Class sizes vary greatly among Seoul schools
Written by Writer on Thursday, October 23rd, 2008
Class sizes vary greatly among Seoul schools
The Korea Herald
Thursday, October 23, 2008
The average number of students per class varied greatly among elementary schools in Seoul, ranging from 15.5 to 43.4, according to the city’s education authorities.
This is largely because despite the shrinking number of students in the city center, it is not easy to integrate downtown schools with established histories. The student population surged, however, in redeveloped residential districts as more families moved there.
An average of 43.4 students study in one class at Yeokchon Elementary School in the northwestern district of Eunpyeong, nearly triple the number at Gyodong Elementary School in downtown Jongno-gu.
This means a Yeokchon teacher has to take care of 2.8 times more students compared to a Gyodong teacher. The number of students per teacher is a commonly used yardstick for a school’s quality of education.
Yeokchon Elementary School has some 3,253 students, more than 26 times the number of students in Gyodong. But it has only 75 classes. Gyodong, on the other hand, has only 124 students divided into eight classes.
Soongshin (in Jongno-gu), Namsan (in Jung-gu), Yongsan, Eunnam (in Seocho-gu) and Gongjin (in Gangseo-gu) elementary schools also had less than 20 students per class.
Eight elementary schools including Yeokchon, Haenghyun (in Sungdong-gu), Mokdong (in Yangchon-gu), Dunghyun (in Gangseo-gu) and Bonghyun (in Gwanak-gu) had an average of more than 40 students per class.
Many observers suggest moving or integrating small schools rather than spending tens of billions of won to build new ones, pointing to the decline of overall student population.
The number of elementary school students continued to fall from 762,967 in 2001 down to about 660,000 last year.

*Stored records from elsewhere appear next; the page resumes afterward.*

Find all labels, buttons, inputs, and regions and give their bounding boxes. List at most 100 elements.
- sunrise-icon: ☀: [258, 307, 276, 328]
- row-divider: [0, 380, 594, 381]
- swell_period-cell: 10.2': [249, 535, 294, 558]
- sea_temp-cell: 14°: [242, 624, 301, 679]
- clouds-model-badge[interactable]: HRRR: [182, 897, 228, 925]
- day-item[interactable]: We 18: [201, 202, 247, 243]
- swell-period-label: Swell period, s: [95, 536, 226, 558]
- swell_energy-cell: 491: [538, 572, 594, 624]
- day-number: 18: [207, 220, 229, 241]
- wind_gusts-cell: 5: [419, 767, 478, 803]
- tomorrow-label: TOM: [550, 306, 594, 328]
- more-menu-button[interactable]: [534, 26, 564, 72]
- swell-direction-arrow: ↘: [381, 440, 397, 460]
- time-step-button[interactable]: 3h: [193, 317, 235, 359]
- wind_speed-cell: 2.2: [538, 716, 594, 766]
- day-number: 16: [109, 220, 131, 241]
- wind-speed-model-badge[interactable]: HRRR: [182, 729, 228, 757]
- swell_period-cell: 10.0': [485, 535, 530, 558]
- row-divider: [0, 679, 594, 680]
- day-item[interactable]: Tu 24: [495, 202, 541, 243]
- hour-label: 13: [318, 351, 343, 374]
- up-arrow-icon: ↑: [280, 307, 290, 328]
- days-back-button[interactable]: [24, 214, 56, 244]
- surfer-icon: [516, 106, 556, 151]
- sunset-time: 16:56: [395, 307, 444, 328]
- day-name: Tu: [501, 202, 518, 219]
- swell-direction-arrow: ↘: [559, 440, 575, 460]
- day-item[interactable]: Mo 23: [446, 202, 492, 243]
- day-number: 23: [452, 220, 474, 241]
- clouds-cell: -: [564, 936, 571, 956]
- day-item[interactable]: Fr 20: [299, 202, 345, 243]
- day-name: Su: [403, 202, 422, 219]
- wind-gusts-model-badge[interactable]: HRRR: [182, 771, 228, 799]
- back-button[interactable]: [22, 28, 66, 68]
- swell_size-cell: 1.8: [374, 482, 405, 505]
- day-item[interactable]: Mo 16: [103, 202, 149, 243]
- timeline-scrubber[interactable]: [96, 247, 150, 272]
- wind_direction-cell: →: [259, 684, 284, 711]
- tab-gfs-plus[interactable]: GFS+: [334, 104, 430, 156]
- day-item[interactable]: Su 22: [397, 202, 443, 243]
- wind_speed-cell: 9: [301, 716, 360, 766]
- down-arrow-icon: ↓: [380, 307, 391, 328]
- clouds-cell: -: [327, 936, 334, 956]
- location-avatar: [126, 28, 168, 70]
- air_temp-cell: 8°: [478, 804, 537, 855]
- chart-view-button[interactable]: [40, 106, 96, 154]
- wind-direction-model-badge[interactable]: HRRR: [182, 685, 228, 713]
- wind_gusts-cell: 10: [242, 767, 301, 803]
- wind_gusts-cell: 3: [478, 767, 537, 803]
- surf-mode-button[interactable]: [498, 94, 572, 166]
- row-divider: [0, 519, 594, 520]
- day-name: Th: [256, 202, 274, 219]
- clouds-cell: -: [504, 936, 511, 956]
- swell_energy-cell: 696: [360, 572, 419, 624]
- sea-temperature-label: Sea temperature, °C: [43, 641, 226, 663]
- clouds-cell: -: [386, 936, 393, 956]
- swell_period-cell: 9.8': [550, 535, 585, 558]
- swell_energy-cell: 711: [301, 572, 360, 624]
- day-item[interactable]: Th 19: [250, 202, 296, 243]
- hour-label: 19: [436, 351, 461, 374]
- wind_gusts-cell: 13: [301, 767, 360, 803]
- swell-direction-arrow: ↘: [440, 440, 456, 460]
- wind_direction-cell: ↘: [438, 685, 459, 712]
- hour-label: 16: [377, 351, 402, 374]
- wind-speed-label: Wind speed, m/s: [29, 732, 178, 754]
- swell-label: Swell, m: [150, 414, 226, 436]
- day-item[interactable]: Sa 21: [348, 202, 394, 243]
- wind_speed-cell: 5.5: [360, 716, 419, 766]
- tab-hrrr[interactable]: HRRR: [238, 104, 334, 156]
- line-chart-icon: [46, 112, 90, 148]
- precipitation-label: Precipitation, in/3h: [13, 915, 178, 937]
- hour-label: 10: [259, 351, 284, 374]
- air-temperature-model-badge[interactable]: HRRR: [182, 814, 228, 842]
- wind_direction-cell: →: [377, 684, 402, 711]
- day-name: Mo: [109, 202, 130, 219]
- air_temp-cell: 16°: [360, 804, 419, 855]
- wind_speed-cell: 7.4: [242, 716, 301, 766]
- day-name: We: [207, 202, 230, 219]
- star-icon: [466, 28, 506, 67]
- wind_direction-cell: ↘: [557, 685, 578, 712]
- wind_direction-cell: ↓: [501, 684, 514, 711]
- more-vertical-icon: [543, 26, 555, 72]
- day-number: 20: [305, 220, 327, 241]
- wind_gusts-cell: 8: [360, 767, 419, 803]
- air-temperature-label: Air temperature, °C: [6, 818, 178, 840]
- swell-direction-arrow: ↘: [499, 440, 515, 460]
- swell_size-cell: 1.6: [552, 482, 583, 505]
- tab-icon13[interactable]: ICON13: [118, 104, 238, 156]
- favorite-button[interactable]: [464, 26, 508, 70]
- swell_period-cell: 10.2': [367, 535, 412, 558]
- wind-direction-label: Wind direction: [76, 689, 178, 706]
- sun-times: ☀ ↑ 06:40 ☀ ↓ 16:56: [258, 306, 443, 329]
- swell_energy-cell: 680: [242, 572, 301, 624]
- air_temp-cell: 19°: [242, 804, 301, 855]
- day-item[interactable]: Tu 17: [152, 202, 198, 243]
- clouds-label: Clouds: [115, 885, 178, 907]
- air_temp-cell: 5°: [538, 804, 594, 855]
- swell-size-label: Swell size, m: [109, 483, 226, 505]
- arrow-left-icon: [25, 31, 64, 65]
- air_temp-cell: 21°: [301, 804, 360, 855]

The Seoul Metropolitan Office of Education, however, plans to build five new elementary schools next year in Eunpyeong, Gangseo, Yangchon and Sungdong.
“The city has no plans to move or merge schools like Gyodong or Soongshin, because the number of students will eventually grow again with the mayor’s plan to revamp downtrodden commercial quarters downtown,” said Chung Im-gyun, a spokesman of the metropolitan office of education.
“The birth rates have also recently started to pick up.”
Having opened in 1894, Gyodong was Korea’s first primary school and alma mater of many influential Koreans including former president Yoon Bo-sun. Soongshin opened in 1959.
Several elementary schools in remote provincial regions have been closed or merged as they were emptied out, but it has never happened so far in the capital.